Good Friday? Yes, for three reasons: reasons associated with the three greatest needs humans have – to be loved, to be forgiven, and to find meaning in the face of their inevitable death.
(1) When Jesus died he was demonstrating that the God who was his Father entered our life and loved us even to the point of death. The death of Jesus, says Bonhoeffer in Letters and Papers from Prison is the ultimate symbol of the suffering of God in the life of the world.
God allows himself to be edged out of the world and on to a cross. Only a powerless and suffering God can really help us… God did not come to save us by an act of terror so that we would be cowed into belief, but by a great act of love. Abelard, a twelfth century philosopher and theologian, believed the cross primarily demonstrates the greatness of
the love of God, a love that should move us away from our sin and to love God in return. God so loved, that he gave (John 3:16). The Son of God, says Paul, loved me and gave himself for me (Galatians 2:20). Our response? Obedient love – even if we suffer too (1 Peter 2:21).

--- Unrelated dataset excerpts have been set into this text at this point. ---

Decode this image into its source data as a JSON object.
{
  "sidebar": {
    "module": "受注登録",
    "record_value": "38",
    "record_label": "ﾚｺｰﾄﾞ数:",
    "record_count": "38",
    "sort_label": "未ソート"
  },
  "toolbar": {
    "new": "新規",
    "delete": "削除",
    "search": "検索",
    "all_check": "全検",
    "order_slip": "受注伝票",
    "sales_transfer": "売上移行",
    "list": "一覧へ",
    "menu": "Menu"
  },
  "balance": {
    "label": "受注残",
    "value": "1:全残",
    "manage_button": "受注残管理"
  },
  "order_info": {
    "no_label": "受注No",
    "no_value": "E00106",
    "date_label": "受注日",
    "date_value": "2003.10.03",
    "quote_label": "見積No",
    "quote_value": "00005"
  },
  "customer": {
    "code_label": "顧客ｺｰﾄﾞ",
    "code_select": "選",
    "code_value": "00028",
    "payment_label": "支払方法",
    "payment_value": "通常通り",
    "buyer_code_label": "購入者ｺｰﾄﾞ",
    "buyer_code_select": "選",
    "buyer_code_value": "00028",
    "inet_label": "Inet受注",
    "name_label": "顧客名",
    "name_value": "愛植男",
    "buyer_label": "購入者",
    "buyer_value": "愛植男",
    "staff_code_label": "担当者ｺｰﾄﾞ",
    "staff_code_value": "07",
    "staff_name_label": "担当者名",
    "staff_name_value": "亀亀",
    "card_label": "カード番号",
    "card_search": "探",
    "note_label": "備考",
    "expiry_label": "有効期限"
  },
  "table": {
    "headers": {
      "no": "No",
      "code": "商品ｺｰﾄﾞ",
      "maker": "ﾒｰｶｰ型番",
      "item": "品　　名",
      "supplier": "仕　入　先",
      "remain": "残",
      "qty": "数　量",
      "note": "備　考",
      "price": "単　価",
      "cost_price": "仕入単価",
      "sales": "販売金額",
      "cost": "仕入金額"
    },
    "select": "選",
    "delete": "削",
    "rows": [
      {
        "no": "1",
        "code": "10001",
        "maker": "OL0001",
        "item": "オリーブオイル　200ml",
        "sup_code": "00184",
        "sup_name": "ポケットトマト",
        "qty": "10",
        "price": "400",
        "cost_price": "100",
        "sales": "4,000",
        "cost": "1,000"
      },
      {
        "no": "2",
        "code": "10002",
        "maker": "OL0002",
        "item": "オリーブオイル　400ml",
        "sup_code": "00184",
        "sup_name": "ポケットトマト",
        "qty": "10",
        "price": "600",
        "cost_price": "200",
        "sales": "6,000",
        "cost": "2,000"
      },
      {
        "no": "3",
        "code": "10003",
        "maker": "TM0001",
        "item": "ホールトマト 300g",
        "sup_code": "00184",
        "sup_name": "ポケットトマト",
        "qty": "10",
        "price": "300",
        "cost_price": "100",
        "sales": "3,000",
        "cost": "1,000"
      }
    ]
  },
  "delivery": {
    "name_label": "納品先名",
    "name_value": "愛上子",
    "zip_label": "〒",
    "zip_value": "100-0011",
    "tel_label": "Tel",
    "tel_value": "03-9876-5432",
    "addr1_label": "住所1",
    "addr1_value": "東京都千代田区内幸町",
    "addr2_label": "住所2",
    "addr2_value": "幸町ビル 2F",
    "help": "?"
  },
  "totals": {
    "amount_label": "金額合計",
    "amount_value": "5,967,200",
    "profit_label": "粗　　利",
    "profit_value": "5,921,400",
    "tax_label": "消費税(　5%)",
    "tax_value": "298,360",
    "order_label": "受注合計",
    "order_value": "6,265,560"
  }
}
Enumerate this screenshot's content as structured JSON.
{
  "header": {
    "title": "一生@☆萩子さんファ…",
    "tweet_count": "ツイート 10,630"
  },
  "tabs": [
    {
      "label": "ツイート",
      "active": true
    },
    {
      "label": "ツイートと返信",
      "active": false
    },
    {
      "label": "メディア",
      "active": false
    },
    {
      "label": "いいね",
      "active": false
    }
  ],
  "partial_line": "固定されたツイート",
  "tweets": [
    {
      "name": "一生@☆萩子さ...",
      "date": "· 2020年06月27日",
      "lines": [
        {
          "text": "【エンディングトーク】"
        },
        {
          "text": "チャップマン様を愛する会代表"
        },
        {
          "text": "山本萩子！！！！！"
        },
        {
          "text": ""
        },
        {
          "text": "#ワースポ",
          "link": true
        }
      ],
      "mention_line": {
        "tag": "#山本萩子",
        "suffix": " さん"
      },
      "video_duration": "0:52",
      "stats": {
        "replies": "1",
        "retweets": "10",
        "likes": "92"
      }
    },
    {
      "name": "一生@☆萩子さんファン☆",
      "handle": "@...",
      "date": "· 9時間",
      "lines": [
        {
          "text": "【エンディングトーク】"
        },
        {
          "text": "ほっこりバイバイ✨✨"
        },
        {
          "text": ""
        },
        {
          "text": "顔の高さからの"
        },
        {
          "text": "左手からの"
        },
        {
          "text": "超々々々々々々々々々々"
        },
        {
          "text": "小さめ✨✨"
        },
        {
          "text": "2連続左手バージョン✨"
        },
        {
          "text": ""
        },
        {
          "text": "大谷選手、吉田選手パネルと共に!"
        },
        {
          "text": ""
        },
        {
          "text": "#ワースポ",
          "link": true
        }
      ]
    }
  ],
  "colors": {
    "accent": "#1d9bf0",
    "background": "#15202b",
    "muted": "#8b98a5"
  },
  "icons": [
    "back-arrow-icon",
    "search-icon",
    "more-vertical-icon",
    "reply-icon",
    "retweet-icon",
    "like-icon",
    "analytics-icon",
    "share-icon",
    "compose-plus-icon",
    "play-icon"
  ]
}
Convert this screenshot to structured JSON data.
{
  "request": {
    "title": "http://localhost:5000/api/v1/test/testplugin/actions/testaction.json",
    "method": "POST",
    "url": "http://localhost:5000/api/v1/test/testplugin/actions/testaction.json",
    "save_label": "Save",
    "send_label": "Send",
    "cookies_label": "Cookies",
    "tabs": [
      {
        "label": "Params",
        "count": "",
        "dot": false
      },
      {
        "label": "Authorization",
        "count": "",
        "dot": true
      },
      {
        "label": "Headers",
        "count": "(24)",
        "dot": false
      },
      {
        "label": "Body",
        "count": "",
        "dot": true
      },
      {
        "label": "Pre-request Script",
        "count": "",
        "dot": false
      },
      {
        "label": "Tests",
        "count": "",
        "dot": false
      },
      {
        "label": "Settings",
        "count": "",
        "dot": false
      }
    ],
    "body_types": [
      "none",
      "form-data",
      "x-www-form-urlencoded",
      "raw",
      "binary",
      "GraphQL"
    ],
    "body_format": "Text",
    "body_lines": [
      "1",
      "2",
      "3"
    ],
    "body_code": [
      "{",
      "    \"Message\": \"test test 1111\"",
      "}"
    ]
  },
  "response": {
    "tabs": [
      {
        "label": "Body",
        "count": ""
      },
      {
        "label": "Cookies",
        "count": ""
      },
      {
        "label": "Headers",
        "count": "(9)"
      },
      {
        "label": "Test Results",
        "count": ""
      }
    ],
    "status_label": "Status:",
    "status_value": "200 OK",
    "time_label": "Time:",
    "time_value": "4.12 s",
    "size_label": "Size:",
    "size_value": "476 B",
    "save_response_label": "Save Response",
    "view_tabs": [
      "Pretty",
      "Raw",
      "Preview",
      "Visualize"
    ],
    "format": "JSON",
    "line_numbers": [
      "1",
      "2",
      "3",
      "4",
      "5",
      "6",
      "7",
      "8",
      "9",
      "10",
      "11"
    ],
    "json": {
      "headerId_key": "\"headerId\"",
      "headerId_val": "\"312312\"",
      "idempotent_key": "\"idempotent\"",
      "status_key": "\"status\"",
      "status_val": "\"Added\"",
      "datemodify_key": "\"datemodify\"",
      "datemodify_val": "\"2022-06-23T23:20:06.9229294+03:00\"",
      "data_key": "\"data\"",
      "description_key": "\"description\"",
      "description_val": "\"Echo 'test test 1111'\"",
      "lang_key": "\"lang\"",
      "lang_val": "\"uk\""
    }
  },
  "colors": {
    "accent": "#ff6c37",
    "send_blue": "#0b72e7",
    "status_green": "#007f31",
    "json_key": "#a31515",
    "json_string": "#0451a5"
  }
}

(2) There’s a theme running through the Bible which is somewhat foreign to Westerners, that of animal sacrifices for human sins. John the Baptist recognized Jesus as ‘the lamb of God who takes away the sins of the world’ (John 1:29,36). Exodus, Leviticus and Numbers describe how animals can ‘bear the sins’ of humans. These animal sacrifices (eg. of
bulls and goats) were repeatable, but, says Hebrews, Christ was offered once to bear the sins of many (9:28). Jesus thought of himself as the Suffering Servant (see Isaiah 53) offering his life as a sacrifice, as a ransom for others’ sins (eg. Mark 10:45). Anselm, an eleventh
century Archbishop of Canterbury argued that sin is an insult to the majesty of God, and at the cross God’s honour was ‘satisfied’. The Protestant Reformers emphasized more our sin breaking God’s holy law, we deserved to incur the penalty – death (Romans 6:23) – but Christ died in our place, paying the penalty and setting us free. We are so important to God that what is destroying us is of ultimate concern to him, and he acts to offer a way out of our misery. We are invited to repent, turn from our sins, and be forgiven, because we have been pardoned!

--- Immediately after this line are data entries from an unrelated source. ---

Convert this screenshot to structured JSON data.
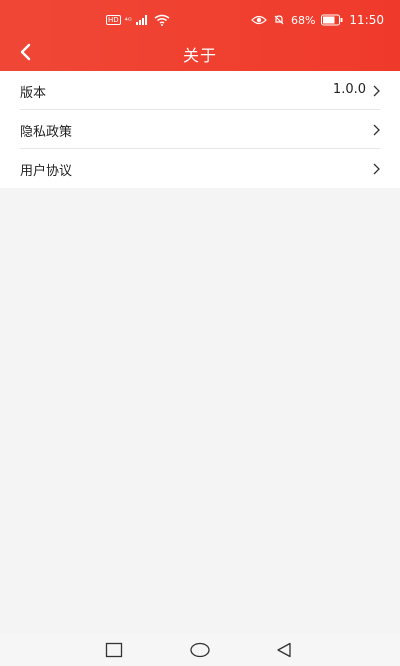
{
  "status_bar": {
    "hd_label": "HD",
    "signal_label": "⁴ᴳ",
    "battery_percent": "68%",
    "time": "11:50"
  },
  "header": {
    "title": "关于"
  },
  "settings": {
    "items": [
      {
        "label": "版本",
        "value": "1.0.0"
      },
      {
        "label": "隐私政策",
        "value": ""
      },
      {
        "label": "用户协议",
        "value": ""
      }
    ]
  },
  "colors": {
    "header_bg": "#f0402f",
    "page_bg": "#f4f4f4",
    "list_bg": "#ffffff"
  }
}
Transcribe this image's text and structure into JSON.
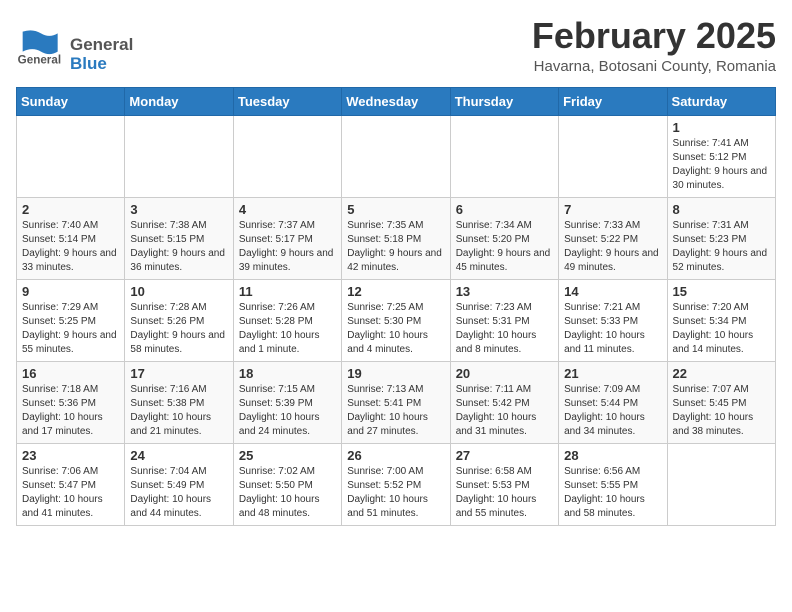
{
  "header": {
    "logo": {
      "general": "General",
      "blue": "Blue"
    },
    "title": "February 2025",
    "location": "Havarna, Botosani County, Romania"
  },
  "weekdays": [
    "Sunday",
    "Monday",
    "Tuesday",
    "Wednesday",
    "Thursday",
    "Friday",
    "Saturday"
  ],
  "weeks": [
    [
      null,
      null,
      null,
      null,
      null,
      null,
      {
        "day": "1",
        "sunrise": "Sunrise: 7:41 AM",
        "sunset": "Sunset: 5:12 PM",
        "daylight": "Daylight: 9 hours and 30 minutes."
      }
    ],
    [
      {
        "day": "2",
        "sunrise": "Sunrise: 7:40 AM",
        "sunset": "Sunset: 5:14 PM",
        "daylight": "Daylight: 9 hours and 33 minutes."
      },
      {
        "day": "3",
        "sunrise": "Sunrise: 7:38 AM",
        "sunset": "Sunset: 5:15 PM",
        "daylight": "Daylight: 9 hours and 36 minutes."
      },
      {
        "day": "4",
        "sunrise": "Sunrise: 7:37 AM",
        "sunset": "Sunset: 5:17 PM",
        "daylight": "Daylight: 9 hours and 39 minutes."
      },
      {
        "day": "5",
        "sunrise": "Sunrise: 7:35 AM",
        "sunset": "Sunset: 5:18 PM",
        "daylight": "Daylight: 9 hours and 42 minutes."
      },
      {
        "day": "6",
        "sunrise": "Sunrise: 7:34 AM",
        "sunset": "Sunset: 5:20 PM",
        "daylight": "Daylight: 9 hours and 45 minutes."
      },
      {
        "day": "7",
        "sunrise": "Sunrise: 7:33 AM",
        "sunset": "Sunset: 5:22 PM",
        "daylight": "Daylight: 9 hours and 49 minutes."
      },
      {
        "day": "8",
        "sunrise": "Sunrise: 7:31 AM",
        "sunset": "Sunset: 5:23 PM",
        "daylight": "Daylight: 9 hours and 52 minutes."
      }
    ],
    [
      {
        "day": "9",
        "sunrise": "Sunrise: 7:29 AM",
        "sunset": "Sunset: 5:25 PM",
        "daylight": "Daylight: 9 hours and 55 minutes."
      },
      {
        "day": "10",
        "sunrise": "Sunrise: 7:28 AM",
        "sunset": "Sunset: 5:26 PM",
        "daylight": "Daylight: 9 hours and 58 minutes."
      },
      {
        "day": "11",
        "sunrise": "Sunrise: 7:26 AM",
        "sunset": "Sunset: 5:28 PM",
        "daylight": "Daylight: 10 hours and 1 minute."
      },
      {
        "day": "12",
        "sunrise": "Sunrise: 7:25 AM",
        "sunset": "Sunset: 5:30 PM",
        "daylight": "Daylight: 10 hours and 4 minutes."
      },
      {
        "day": "13",
        "sunrise": "Sunrise: 7:23 AM",
        "sunset": "Sunset: 5:31 PM",
        "daylight": "Daylight: 10 hours and 8 minutes."
      },
      {
        "day": "14",
        "sunrise": "Sunrise: 7:21 AM",
        "sunset": "Sunset: 5:33 PM",
        "daylight": "Daylight: 10 hours and 11 minutes."
      },
      {
        "day": "15",
        "sunrise": "Sunrise: 7:20 AM",
        "sunset": "Sunset: 5:34 PM",
        "daylight": "Daylight: 10 hours and 14 minutes."
      }
    ],
    [
      {
        "day": "16",
        "sunrise": "Sunrise: 7:18 AM",
        "sunset": "Sunset: 5:36 PM",
        "daylight": "Daylight: 10 hours and 17 minutes."
      },
      {
        "day": "17",
        "sunrise": "Sunrise: 7:16 AM",
        "sunset": "Sunset: 5:38 PM",
        "daylight": "Daylight: 10 hours and 21 minutes."
      },
      {
        "day": "18",
        "sunrise": "Sunrise: 7:15 AM",
        "sunset": "Sunset: 5:39 PM",
        "daylight": "Daylight: 10 hours and 24 minutes."
      },
      {
        "day": "19",
        "sunrise": "Sunrise: 7:13 AM",
        "sunset": "Sunset: 5:41 PM",
        "daylight": "Daylight: 10 hours and 27 minutes."
      },
      {
        "day": "20",
        "sunrise": "Sunrise: 7:11 AM",
        "sunset": "Sunset: 5:42 PM",
        "daylight": "Daylight: 10 hours and 31 minutes."
      },
      {
        "day": "21",
        "sunrise": "Sunrise: 7:09 AM",
        "sunset": "Sunset: 5:44 PM",
        "daylight": "Daylight: 10 hours and 34 minutes."
      },
      {
        "day": "22",
        "sunrise": "Sunrise: 7:07 AM",
        "sunset": "Sunset: 5:45 PM",
        "daylight": "Daylight: 10 hours and 38 minutes."
      }
    ],
    [
      {
        "day": "23",
        "sunrise": "Sunrise: 7:06 AM",
        "sunset": "Sunset: 5:47 PM",
        "daylight": "Daylight: 10 hours and 41 minutes."
      },
      {
        "day": "24",
        "sunrise": "Sunrise: 7:04 AM",
        "sunset": "Sunset: 5:49 PM",
        "daylight": "Daylight: 10 hours and 44 minutes."
      },
      {
        "day": "25",
        "sunrise": "Sunrise: 7:02 AM",
        "sunset": "Sunset: 5:50 PM",
        "daylight": "Daylight: 10 hours and 48 minutes."
      },
      {
        "day": "26",
        "sunrise": "Sunrise: 7:00 AM",
        "sunset": "Sunset: 5:52 PM",
        "daylight": "Daylight: 10 hours and 51 minutes."
      },
      {
        "day": "27",
        "sunrise": "Sunrise: 6:58 AM",
        "sunset": "Sunset: 5:53 PM",
        "daylight": "Daylight: 10 hours and 55 minutes."
      },
      {
        "day": "28",
        "sunrise": "Sunrise: 6:56 AM",
        "sunset": "Sunset: 5:55 PM",
        "daylight": "Daylight: 10 hours and 58 minutes."
      },
      null
    ]
  ]
}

(3) Gustav Aulen, a Swedish theologian (Christus Victor) says the cross is mainly about a cosmic drama in which God in Christ does battle with the forces of evil and defeats them. Jesus’ death on the cross not only demonstrates God’s amazing love for us and saves us from our sins, but it also saves us from death and all the evil powers as well. Through his death he destroyed the one who has the power of death, that is, the devil, and free us from the fear of death (Hebrews 2:14,15; see also Colossians 2:13-15, 2 Timothy 1:10).

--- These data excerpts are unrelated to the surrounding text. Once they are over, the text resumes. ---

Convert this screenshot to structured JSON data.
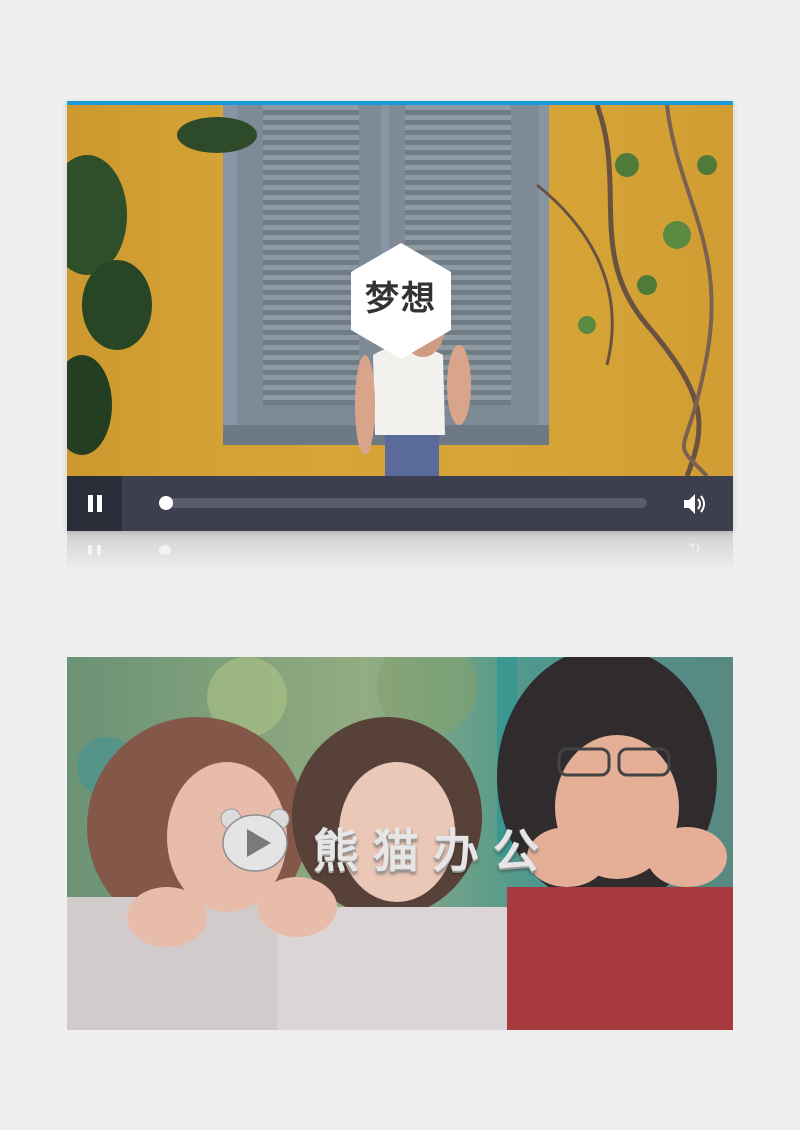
{
  "player": {
    "title_text": "梦想",
    "progress": 0.0,
    "accent_color": "#1a9ad6",
    "controls": {
      "pause_icon": "pause-icon",
      "volume_icon": "volume-icon"
    }
  },
  "banner": {
    "logo_icon": "panda-play-icon",
    "logo_text": "熊猫办公"
  }
}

The three traditional theories of the Atonement, a demonstration of love, the bearing of penalty, and victory over evil may have had more appeal to earlier ages than our own… Australian New Testament scholar Leon Morris has suggested that today we might also see the cross addressing problems of futility and frustration (see Romans 8:20,
Hebrews 2:8-9); sickness and death (Isaiah 53:4, Matthew 8:17); ignorance (Jeremiah 17:9, 1 Timothy 2:4); loneliness (Genesis 2:18, Mark 15:34, Romans 8:38-39); and selfishness (Luke 9:23, Galatians 2:10, Romans 6:4).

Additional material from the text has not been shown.